光回線の契約内容が高速通信に対応していても、接続方式やホームゲートウェイの設定によって速度が変わることがあります。また、古いLANケーブルや規格の合わないケーブルを使うと、有線接続でも速度が上がらない場合があります。

速度低下の原因を判断する方法

時間帯を変えて測定する

同じ端末と同じ場所で、朝、昼、夜に複数回測定します。夜間だけ下り速度が大きく低下する場合は、回線やプロバイダーの混雑を確認します。

有線接続とWi-Fiを比較する

可能であればパソコンをLANケーブルで接続し、Wi-Fiの測定結果と比較します。有線は安定しているのにWi-Fiだけ遅い場合は、電波干渉、距離、周波数帯、ルーターの設置場所が主な確認対象です。

複数の端末と測定サイトを使う

スマートフォンだけでなくパソコンでも測定し、複数回の結果を確認します。

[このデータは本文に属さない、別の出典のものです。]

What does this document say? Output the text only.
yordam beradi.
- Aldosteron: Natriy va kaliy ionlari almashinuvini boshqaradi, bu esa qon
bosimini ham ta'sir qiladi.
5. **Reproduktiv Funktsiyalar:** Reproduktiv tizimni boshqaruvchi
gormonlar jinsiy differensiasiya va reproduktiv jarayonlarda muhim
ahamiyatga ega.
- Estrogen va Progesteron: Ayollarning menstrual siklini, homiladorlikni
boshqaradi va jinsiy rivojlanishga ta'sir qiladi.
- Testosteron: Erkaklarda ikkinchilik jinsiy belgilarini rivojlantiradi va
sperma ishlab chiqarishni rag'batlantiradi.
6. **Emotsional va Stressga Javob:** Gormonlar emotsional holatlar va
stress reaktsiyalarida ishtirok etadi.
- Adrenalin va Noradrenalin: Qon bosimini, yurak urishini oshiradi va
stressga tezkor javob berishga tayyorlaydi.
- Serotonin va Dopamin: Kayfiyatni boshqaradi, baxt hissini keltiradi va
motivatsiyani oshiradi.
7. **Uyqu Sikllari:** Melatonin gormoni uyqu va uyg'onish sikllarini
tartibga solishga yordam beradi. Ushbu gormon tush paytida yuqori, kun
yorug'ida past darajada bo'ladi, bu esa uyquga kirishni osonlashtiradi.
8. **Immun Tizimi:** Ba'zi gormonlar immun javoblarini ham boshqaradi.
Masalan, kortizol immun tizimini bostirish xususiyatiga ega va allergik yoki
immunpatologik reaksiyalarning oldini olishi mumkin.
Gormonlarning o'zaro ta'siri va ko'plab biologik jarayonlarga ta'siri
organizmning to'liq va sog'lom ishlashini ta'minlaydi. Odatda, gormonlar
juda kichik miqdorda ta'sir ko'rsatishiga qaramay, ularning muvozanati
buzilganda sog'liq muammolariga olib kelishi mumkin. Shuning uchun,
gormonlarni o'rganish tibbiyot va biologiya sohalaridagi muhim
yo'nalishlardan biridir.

1回の測定値だけで判断せず、下り、上り、Ping、測定時刻を記録すると原因を切り分けやすくなります。

ネット速度を改善する具体的な方法

  • Wi-Fiルーターを床や収納内部から出し、家の中央に近い見通しのよい場所へ移動する
  • 対応端末では5GHz帯や6GHz帯を使い、距離がある場所では2.4GHz帯も比較する
  • ONU、ホームゲートウェイ、ルーターを順番に再起動する
  • ルーターのファームウェアを更新し、不要な接続端末を切断する
  • 速度が必要なパソコンやゲーム機は、可能な限り有線接続にする
  • LANケーブルの規格とルーターのLANポートが契約速度に対応しているか確認する
  • 夜間だけ遅い場合は、プロバイダーの障害情報や混雑状況を確認する

改善しない場合に確認すること

複数の端末で有線接続を試しても、時間帯を問わず下り・上り速度が低い場合は、回線設備、契約プラン、接続方式に問題がある可能性があります。プロバイダーへ問い合わせる際は、測定日時、接続方法、端末、下り速度、上り速度、Pingの値を伝えると確認が進みやすくなります。

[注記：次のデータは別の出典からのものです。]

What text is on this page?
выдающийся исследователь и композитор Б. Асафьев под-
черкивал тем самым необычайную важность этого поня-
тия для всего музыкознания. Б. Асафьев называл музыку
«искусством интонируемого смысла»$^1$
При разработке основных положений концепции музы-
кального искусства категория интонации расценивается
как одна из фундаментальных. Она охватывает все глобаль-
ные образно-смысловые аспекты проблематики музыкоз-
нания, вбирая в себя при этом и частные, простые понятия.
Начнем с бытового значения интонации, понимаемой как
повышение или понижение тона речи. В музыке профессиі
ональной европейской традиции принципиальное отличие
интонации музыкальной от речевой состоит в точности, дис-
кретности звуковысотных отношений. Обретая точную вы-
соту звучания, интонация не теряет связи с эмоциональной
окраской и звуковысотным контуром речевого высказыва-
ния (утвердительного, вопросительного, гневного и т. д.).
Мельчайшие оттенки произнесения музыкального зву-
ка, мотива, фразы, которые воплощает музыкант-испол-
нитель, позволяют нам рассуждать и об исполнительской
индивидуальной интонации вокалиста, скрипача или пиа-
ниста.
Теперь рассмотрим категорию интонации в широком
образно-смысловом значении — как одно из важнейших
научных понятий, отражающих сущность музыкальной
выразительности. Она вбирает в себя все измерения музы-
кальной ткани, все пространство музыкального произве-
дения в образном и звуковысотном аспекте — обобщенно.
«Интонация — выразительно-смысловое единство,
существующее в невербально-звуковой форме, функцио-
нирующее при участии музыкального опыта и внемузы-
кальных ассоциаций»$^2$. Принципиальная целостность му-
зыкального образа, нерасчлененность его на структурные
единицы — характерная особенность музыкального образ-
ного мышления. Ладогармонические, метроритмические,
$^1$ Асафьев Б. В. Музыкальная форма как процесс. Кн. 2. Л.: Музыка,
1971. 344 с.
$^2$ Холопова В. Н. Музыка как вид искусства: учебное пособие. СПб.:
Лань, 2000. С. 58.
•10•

NTT、ドコモ、au、ソフトバンクなどのサービスを利用している場合でも、実際の速度は地域、設備、プロバイダー、宅内環境によって異なります。広告上の最大速度ではなく、同じ条件で測定した実測値を基準に判断することが重要です。

まとめ

ネット速度ニュースで注目される速度低下は、回線障害だけでなく、混雑、Wi-Fi、ルーター、端末、接続方式などが原因になります。まず時間帯と接続方法を変えて測定し、原因に合った対策を行いましょう。